Il duo punk-rap britannico Bob Vylan è finito al centro delle polemiche per le dichiarazioni del frontman Bobby durante un concerto ad Amsterdam, accusato di aver “celebrato” la morte dell’attivista conservatore statunitense Charlie Kirk, ucciso in un attentato lo scorso 10 settembre nello Utah.
Durante l’esibizione al Paradiso Grote Zaal, Bobby ha introdotto il brano CSGB definendo Kirk “un pezzo di merda” e ironizzando sul fatto che i suoi pronomi fossero ormai al passato. Alcuni media, tra cui LBC, hanno riportato che la band avrebbe festeggiato la morte del leader conservatore. La notizia è stata però smentita dallo stesso cantante in un video diffuso il 14 settembre: «In nessun momento è stata celebrata la sua morte. L’ho chiamato pezzo di merda, questo sì, ma non c’è stata alcuna celebrazione».
Durante lo stesso concerto, Bobby ha pronunciato dichiarazioni politiche contro Israele e l’esercito israeliano, guidando cori di «death to the IDF», invitando il pubblico a opporsi a fascisti e sionisti e attaccando apertamente l’azione militare israeliana.
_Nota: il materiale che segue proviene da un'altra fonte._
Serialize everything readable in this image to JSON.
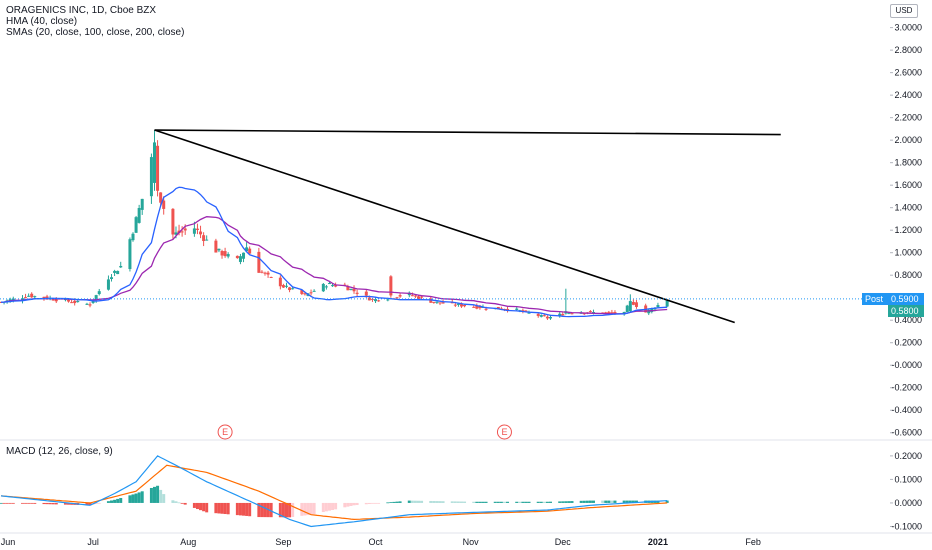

Charlie Kirk, figura di spicco del movimento conservatore e vicino a Donald Trump, era noto per le sue posizioni contro l’aborto, l’immigrazione, il femminismo e l’Islam. Fondatore di Turning Point USA e del progetto TPUSA Faith, sosteneva la necessità di limitare l’immigrazione, difendeva il Secondo Emendamento sulle armi da fuoco e si era distinto per dichiarazioni controverse su neri, musulmani e donne.
I Bob Vylan, già finiti sotto indagine per analoghi cori anti-IDF a Glastonbury 2025, hanno ribadito che il loro obiettivo è denunciare l’operato dell’esercito israeliano e non attaccare un gruppo etnico o religioso.
Di tutt’altro tono, la posizione dei Coldplay riguardo a Kirk. Nell’ultimo concerto tenuto dalla band a Wembley, Chris Martin ha dichiarato di voler “mandare amore ovunque nel mondo”, anche alla famiglia di Kirk. «Si può mandare amore anche a chi non la pensa come noi».